In telling this story, Krakauer tells the story of polygamy in Mormonism and how these fundamentalist groups still openly practice polygamy in the United States. There are some who defend polygamy as a constitutionally protected religious practice. This gray area of the law is what apparently keeps law enforcement officials from cracking down on any but the most egregious followers of the practice.
It wasn’t the issue of religious freedom, however, that caught my attention the most. What caught my attention the most was the regularity in which second, third, fourth and fifth wives were the stepdaughters, nieces and other assorted relatives of the groom. These extra wives were also almost all young girls somewhere between 14 and 16 who were taken out of school to be given in marriage to men who had, for many of the girls, been the father figure in their lives till they married them
The other thing that became glaringly obvious as the book progressed was the tremendous amount of physical, sexual and psychological abuse the women and young girls in these families endured. Polygamy is a practice that can only be kept viable by indoctrinating women into it from birth. Then they are entangled even further into it by being impregnated at an early age so that they have neither the skills to survive on their own nor the community support needed to make the decision to get out of the relationship. Where do you go when you’re 20, have four kids, no job, no skills and no one in the family who will support your decision to get out?
The further I read into the book, two other things also became very obvious. In polygamy, women have again been reduced to chattel. And polygamy is a wonderful breeding ground for pedophiles. Every time they need a young victim, they take a new wife who already has children and just marry her daughters when they hit 14.
The whole book left me feeling sick and dirty. Sick at the thought that this goes on in America and dirty from just the slime that seemed to ooze from the pages where these polygamous communities are described.
So you can imagine how I felt when I looked at the front page of the ADN on August 25 and found an article that must have sent joy through the heart of every pedophile in this state. Finally someone was taking up their cause and showing that they are all just good guys who happen to like their women young. Finally someone was making it clear that these young women wanted it too.

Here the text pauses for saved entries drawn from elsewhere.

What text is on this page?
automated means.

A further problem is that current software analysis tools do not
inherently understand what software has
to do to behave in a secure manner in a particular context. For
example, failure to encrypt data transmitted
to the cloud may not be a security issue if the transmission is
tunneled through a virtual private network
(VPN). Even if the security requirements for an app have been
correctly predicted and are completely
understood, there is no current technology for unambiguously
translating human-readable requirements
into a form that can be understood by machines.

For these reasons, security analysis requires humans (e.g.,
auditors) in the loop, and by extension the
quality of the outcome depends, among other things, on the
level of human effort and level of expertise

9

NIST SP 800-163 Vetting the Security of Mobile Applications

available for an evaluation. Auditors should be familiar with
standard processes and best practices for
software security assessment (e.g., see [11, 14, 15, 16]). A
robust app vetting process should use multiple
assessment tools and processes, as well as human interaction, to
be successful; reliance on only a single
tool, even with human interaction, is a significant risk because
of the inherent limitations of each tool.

Lisa was fifteen when George impregnated and married her. He grew her to be what he wanted. She has no education. No skills. Three kids. And a husband who may soon be glancing longingly at his daughters.
Lisa’s explanation that she isn’t worried about losing him to a young woman because his three failed marriages were to women his age or older begs the question of why those marriages failed. Could it be because they were women and not the little girls he really longed for?

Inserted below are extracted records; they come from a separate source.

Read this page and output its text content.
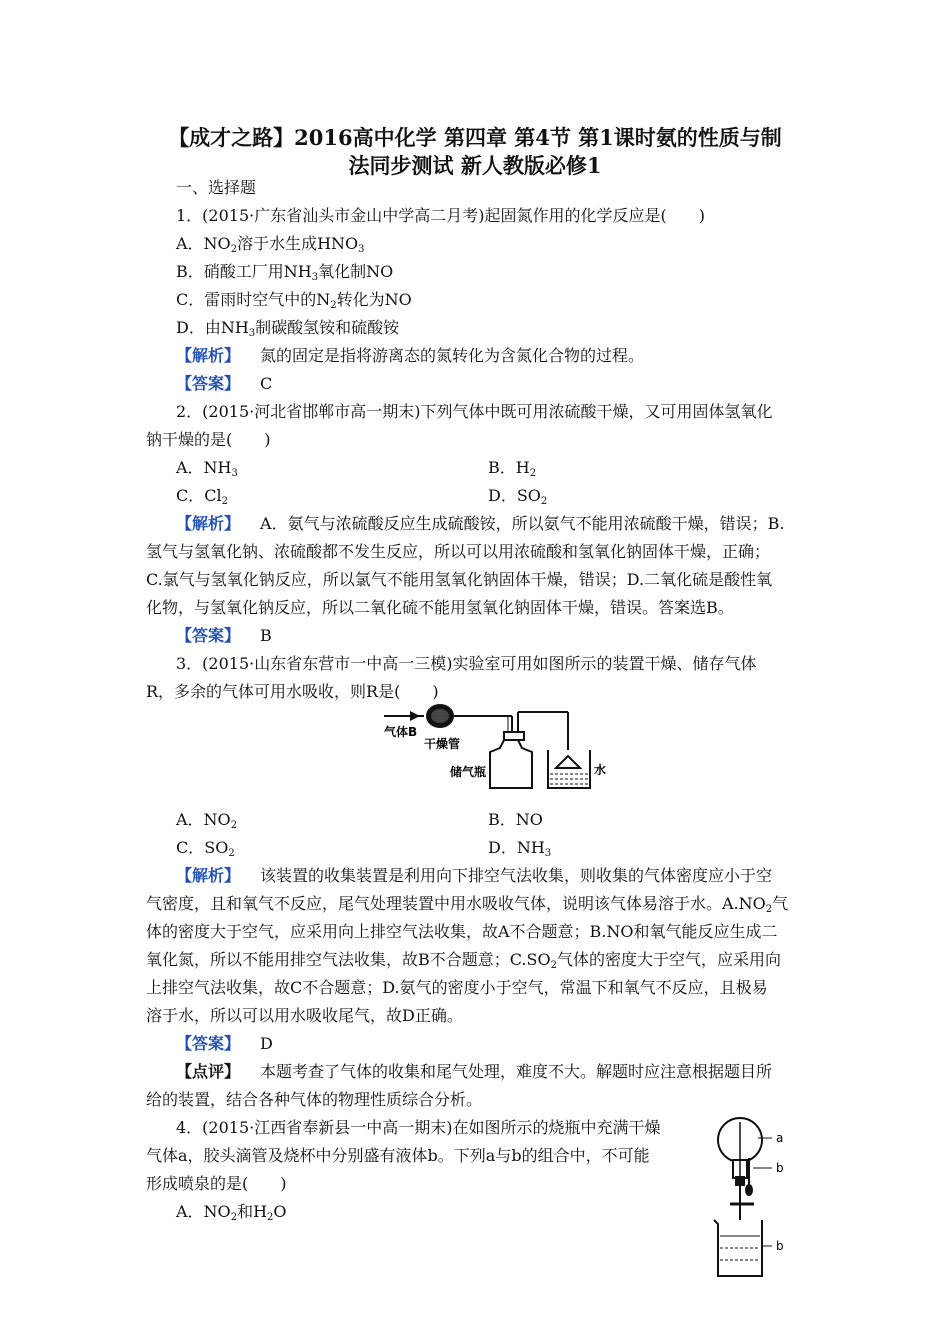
【成才之路】2016高中化学 第四章 第4节 第1课时氨的性质与制
法同步测试 新人教版必修1
一、选择题
1．(2015·广东省汕头市金山中学高二月考)起固氮作用的化学反应是(　　)
A．$NO_2$溶于水生成$HNO_3$
B．硝酸工厂用$NH_3$氧化制NO
C．雷雨时空气中的$N_2$转化为NO
D．由$NH_3$制碳酸氢铵和硫酸铵
【解析】 氮的固定是指将游离态的氮转化为含氮化合物的过程。
【答案】 C
2．(2015·河北省邯郸市高一期末)下列气体中既可用浓硫酸干燥，又可用固体氢氧化
钠干燥的是(　　)
A．$NH_3$	B．$H_2$
C．$Cl_2$	D．$SO_2$
【解析】 A．氨气与浓硫酸反应生成硫酸铵，所以氨气不能用浓硫酸干燥，错误；B.
氢气与氢氧化钠、浓硫酸都不发生反应，所以可以用浓硫酸和氢氧化钠固体干燥，正确；
C.氯气与氢氧化钠反应，所以氯气不能用氢氧化钠固体干燥，错误；D.二氧化硫是酸性氧
化物，与氢氧化钠反应，所以二氧化硫不能用氢氧化钠固体干燥，错误。答案选B。
【答案】 B
3．(2015·山东省东营市一中高一三模)实验室可用如图所示的装置干燥、储存气体
R，多余的气体可用水吸收，则R是(　　)
气体B
干燥管
储气瓶	水
A．$NO_2$	B．NO
C．$SO_2$	D．$NH_3$
【解析】 该装置的收集装置是利用向下排空气法收集，则收集的气体密度应小于空
气密度，且和氧气不反应，尾气处理装置中用水吸收气体，说明该气体易溶于水。$A.NO_2$气
体的密度大于空气，应采用向上排空气法收集，故A不合题意；B.NO和氧气能反应生成二
氧化氮，所以不能用排空气法收集，故B不合题意；$C.SO_2$气体的密度大于空气，应采用向
上排空气法收集，故C不合题意；D.氨气的密度小于空气，常温下和氧气不反应，且极易
溶于水，所以可以用水吸收尾气，故D正确。
【答案】 D
【点评】 本题考查了气体的收集和尾气处理，难度不大。解题时应注意根据题目所
给的装置，结合各种气体的物理性质综合分析。
4．(2015·江西省奉新县一中高一期末)在如图所示的烧瓶中充满干燥
气体a，胶头滴管及烧杯中分别盛有液体b。下列a与b的组合中，不可能
形成喷泉的是(　　)
A．$NO_2$和$H_2O$
a
b
b
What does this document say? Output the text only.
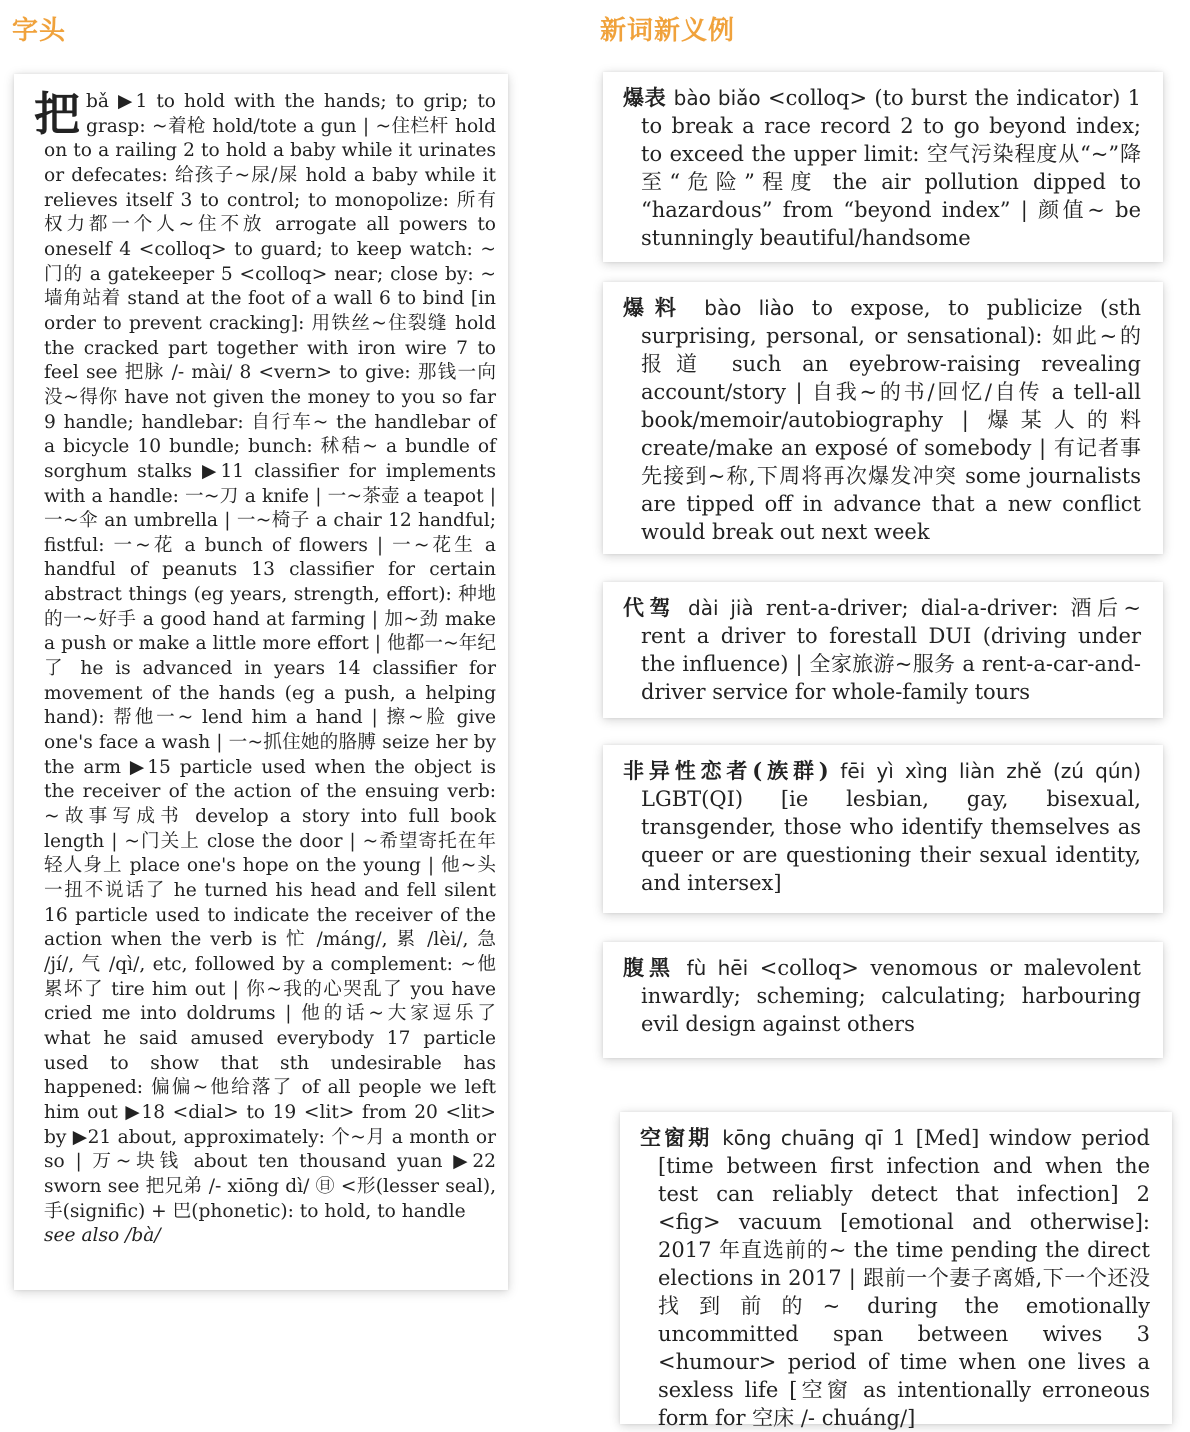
字头	新词新义例
把 bǎ ▶1 to hold with the hands; to grip; to grasp: ~着枪 hold/tote a gun | ~住栏杆 hold on to a railing 2 to hold a baby while it urinates or defecates: 给孩子~尿/屎 hold a baby while it relieves itself 3 to control; to monopolize: 所有权力都一个人~住不放 arrogate all powers to oneself 4 <colloq> to guard; to keep watch: ~门的 a gatekeeper 5 <colloq> near; close by: ~墙角站着 stand at the foot of a wall 6 to bind [in order to prevent cracking]: 用铁丝~住裂缝 hold the cracked part together with iron wire 7 to feel see 把脉 /- mài/ 8 <vern> to give: 那钱一向没~得你 have not given the money to you so far 9 handle; handlebar: 自行车~ the handlebar of a bicycle 10 bundle; bunch: 秫秸~ a bundle of sorghum stalks ▶11 classifier for implements with a handle: 一~刀 a knife | 一~茶壶 a teapot | 一~伞 an umbrella | 一~椅子 a chair 12 handful; fistful: 一~花 a bunch of flowers | 一~花生 a handful of peanuts 13 classifier for certain abstract things (eg years, strength, effort): 种地的一~好手 a good hand at farming | 加~劲 make a push or make a little more effort | 他都一~年纪了 he is advanced in years 14 classifier for movement of the hands (eg a push, a helping hand): 帮他一~ lend him a hand | 擦~脸 give one's face a wash | 一~抓住她的胳膊 seize her by the arm ▶15 particle used when the object is the receiver of the action of the ensuing verb: ~故事写成书 develop a story into full book length | ~门关上 close the door | ~希望寄托在年轻人身上 place one's hope on the young | 他~头一扭不说话了 he turned his head and fell silent 16 particle used to indicate the receiver of the action when the verb is 忙 /máng/, 累 /lèi/, 急 /jí/, 气 /qì/, etc, followed by a complement: ~他累坏了 tire him out | 你~我的心哭乱了 you have cried me into doldrums | 他的话~大家逗乐了 what he said amused everybody 17 particle used to show that sth undesirable has happened: 偏偏~他给落了 of all people we left him out ▶18 <dial> to 19 <lit> from 20 <lit> by ▶21 about, approximately: 个~月 a month or so | 万~块钱 about ten thousand yuan ▶22 sworn see 把兄弟 /- xiōng dì/ ㊐ <形(lesser seal), 手(signific) + 巴(phonetic): to hold, to handle

see also /bà/

爆表 bào biǎo <colloq> (to burst the indicator) 1 to break a race record 2 to go beyond index; to exceed the upper limit: 空气污染程度从“~”降至“危险”程度 the air pollution dipped to “hazardous” from “beyond index” | 颜值~ be stunningly beautiful/handsome

爆料 bào liào to expose, to publicize (sth surprising, personal, or sensational): 如此~的报道 such an eyebrow-raising revealing account/story | 自我~的书/回忆/自传 a tell-all book/memoir/autobiography | 爆某人的料 create/make an exposé of somebody | 有记者事先接到~称,下周将再次爆发冲突 some journalists are tipped off in advance that a new conflict would break out next week

代驾 dài jià rent-a-driver; dial-a-driver: 酒后~ rent a driver to forestall DUI (driving under the influence) | 全家旅游~服务 a rent-a-car-and-driver service for whole-family tours

非异性恋者(族群) fēi yì xìng liàn zhě (zú qún) LGBT(QI) [ie lesbian, gay, bisexual, transgender, those who identify themselves as queer or are questioning their sexual identity, and intersex]

腹黑 fù hēi <colloq> venomous or malevolent inwardly; scheming; calculating; harbouring evil design against others

空窗期 kōng chuāng qī 1 [Med] window period [time between first infection and when the test can reliably detect that infection] 2 <fig> vacuum [emotional and otherwise]: 2017 年直选前的~ the time pending the direct elections in 2017 | 跟前一个妻子离婚,下一个还没找到前的~ during the emotionally uncommitted span between wives 3 <humour> period of time when one lives a sexless life [空窗 as intentionally erroneous form for 空床 /- chuáng/]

I don’t know what is in Lisa and George Micheaux’s future. I can only hope that their children remain safe and that if they aren’t safe, their mother has the wisdom to figure it out and the ability to do something about it. I do know that trumpeting the triumph of a love between a 15-year-old girl and a 38-year-old man is trumpeting something that only questionably exists and makes me wonder where the paper’s editors were on the day that idea was pitched and approved.